A stretto giro la replica di Meloni secondo cui quei dati «possono risentire dei tempi di trasmissioni delle schede da parte dei gestori delle strutture e per una fotografia più definitiva dell’andamento di luglio occorrerà attendere i dati dell’Osservatorio turistico regionale e dell’Istat». Nel frattempo, dice l’assessora, «i dati ufficiali del ministero collocano l’Umbria al secondo posto in Italia per crescita degli arrivi turistici, subito dopo la Calabria, raccontando una regione attrattiva e un settore che continua complessivamente a crescere». Per Meloni, comunque, «destagionalizzazione e internazionalizzazione» restano le priorità.

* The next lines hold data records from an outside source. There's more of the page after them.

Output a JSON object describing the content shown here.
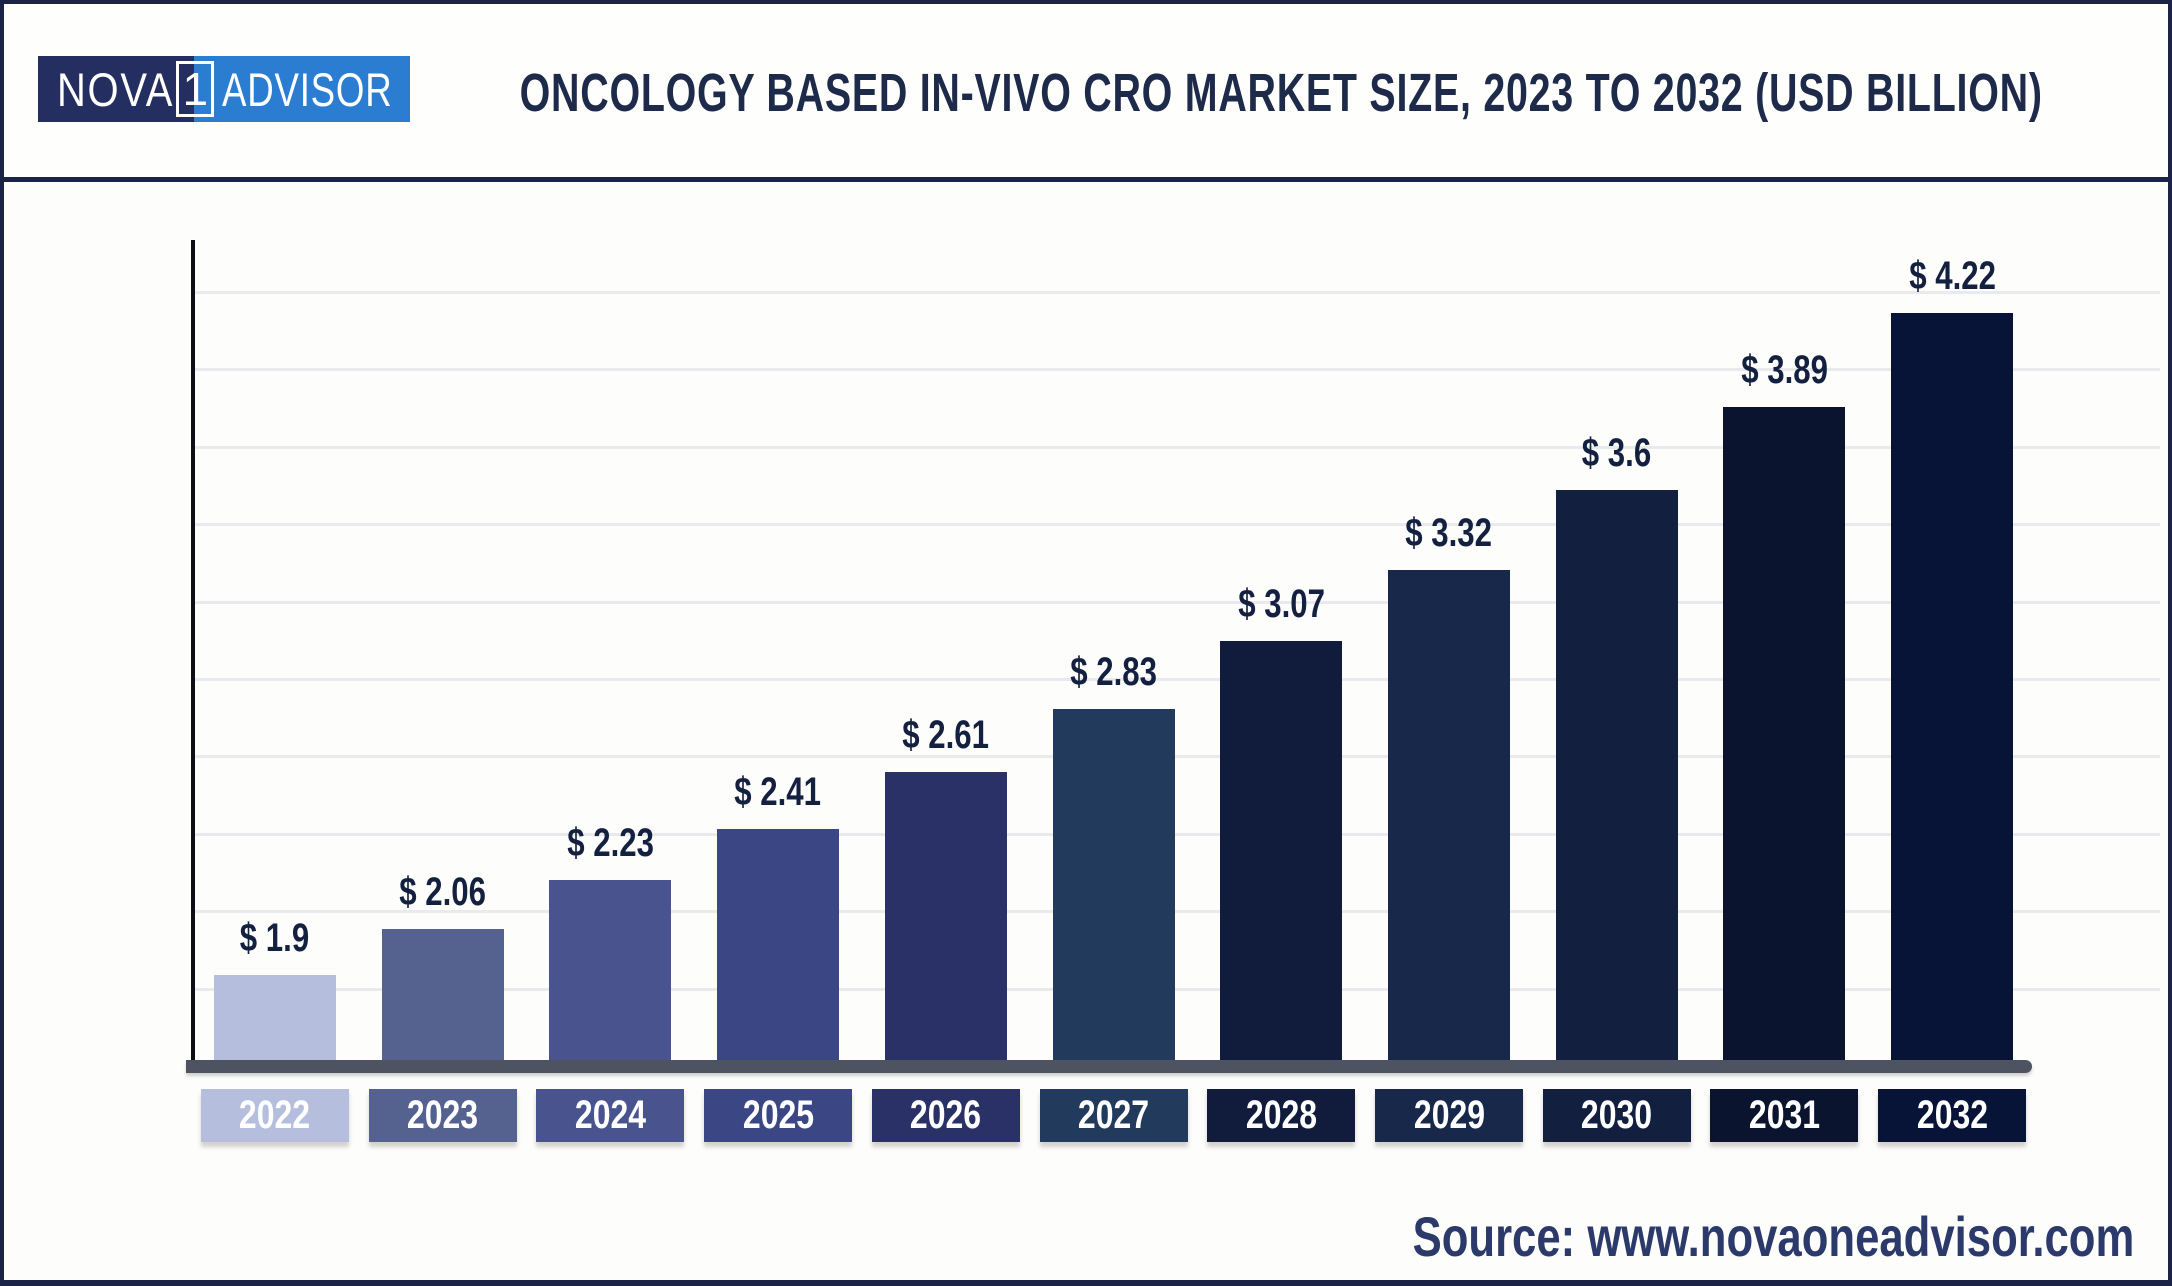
{
  "header": {
    "logo": {
      "part1": "NOVA",
      "badge": "1",
      "part2": "ADVISOR"
    },
    "title": "ONCOLOGY BASED IN-VIVO CRO MARKET SIZE, 2023 TO 2032 (USD BILLION)"
  },
  "footer": {
    "source": "Source: www.novaoneadvisor.com"
  },
  "colors": {
    "frame_border": "#1b2347",
    "title_text": "#1d2a4a",
    "value_label_text": "#14203f",
    "year_label_text": "#ffffff",
    "axis_line": "#0d0d15",
    "baseline_bar": "#4d5360",
    "gridline": "#e9eaee",
    "logo_dark": "#252e61",
    "logo_blue": "#2b7dd2",
    "source_text": "#2b3a6b"
  },
  "chart_data": {
    "type": "bar",
    "title": "Oncology Based In-Vivo CRO Market Size, 2023 to 2032 (USD Billion)",
    "unit": "USD Billion",
    "categories": [
      "2022",
      "2023",
      "2024",
      "2025",
      "2026",
      "2027",
      "2028",
      "2029",
      "2030",
      "2031",
      "2032"
    ],
    "values": [
      1.9,
      2.06,
      2.23,
      2.41,
      2.61,
      2.83,
      3.07,
      3.32,
      3.6,
      3.89,
      4.22
    ],
    "value_labels": [
      "$ 1.9",
      "$ 2.06",
      "$ 2.23",
      "$ 2.41",
      "$ 2.61",
      "$ 2.83",
      "$ 3.07",
      "$ 3.32",
      "$ 3.6",
      "$ 3.89",
      "$ 4.22"
    ],
    "bar_colors": [
      "#b6bedd",
      "#55618f",
      "#49548f",
      "#3b4784",
      "#2a3166",
      "#223a5c",
      "#111b3c",
      "#17284a",
      "#131f3e",
      "#0b142e",
      "#071337"
    ],
    "xlabel": "",
    "ylabel": "",
    "ylim": [
      1.6,
      4.35
    ],
    "grid": true,
    "gridline_count": 10,
    "legend": false,
    "y_axis_tick_labels": false
  }
}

Il botta e risposta è stato innescato dagli otto consiglieri di centrodestra (Donatella Tesei ed Enrico Melasecche della Lega; Eleonora Pace, Paola Agabiti e Matteo Giambartolomei di Fratelli d’Italia; Laura Pernazza e Andrea Romizi di Forza Italia e Nilo Arcudi della civica Tesei presidente e Umbria civica), secondo i quali il «dato di luglio non può essere minimizzato, soprattutto se confrontato con il percorso compiuto negli anni precedenti».
Nel mirino dell’opposizione è finito anche l’aeroporto di Perugia, «il cui rilancio – dicono – è stato uno degli assi della strategia della precedente legislatura: la giunta Tesei ha destinato 10 milioni di euro al piano di sviluppo dell’aeroporto, a cui nel 2024 si è aggiunto un ulteriore intervento da 6,8 milioni di euro per l’ampliamento e l’adeguamento dello scalo» al fine di «raddoppiare la capacità di transito e consentire di arrivare all’obiettivo di un milione di passeggeri annui».
Quindi lo sprone e l’attacco politico di Lega, FdI, Fi e civica: «Per raggiungere questo traguardo è necessario completare le opere già finanziate, dare piena attuazione agli investimenti e proseguire il lavoro avviato nella precedente legislatura. A un anno e
mezzo dal suo insediamento, la sinistra non ha messo in campo alcuna strategia all’altezza delle opportunità che ha ereditato e rischia di lasciare fermi investimenti e progetti già finanziati».
Meloni dal canto suo ha detto di «accogliere con soddisfazione i dati del ministero che collocano l’Umbria al secondo posto in Italia per crescita degli arrivi turistici, ma anche con responsabilità, perché sappiamo che nel turismo nessun risultato può essere considerato acquisito e che migliorare servizi, accoglienza e competitività richiede un lavoro quotidiano».
Dall’assessora è poi arrivata la replica politica: «Non possiamo accettare – ha detto – una lettura con due pesi e due misure, perché se emerge una criticità temporanea, dalla sanità alle infrastrutture fino ai flussi turistici, la responsabilità viene immediatamente attribuita all’attuale amministrazione, ma se arrivano risultati importanti, record di presenze o primati nazionali, questi diventano improvvisamente ed esclusivamente merito di chi c’era prima».
Sul mese di luglio, poi, Meloni ha detto che «le prime informazioni in nostro possesso indicano per luglio un trend che va analizzato seriamente», perché «il mercato italiano mostra una sostanziale tenuta e cresce la permanenza media nelle strutture, mentre la maggiore sofferenza riguarda gli arrivi dall’estero» e sul punto «siamo già al lavoro», nonostante «uno scenario nazionale e internazionale più complesso». Dopodiché, conclude l’assessore, «se luglio evidenzierà un calo, lo analizzeremo, ne individueremo le cause e lavoreremo per intervenire esattamente come rivendichiamo i risultati positivi quando arrivano, in base a un metodo che riteniamo serio e rispettoso degli operatori e dei cittadini».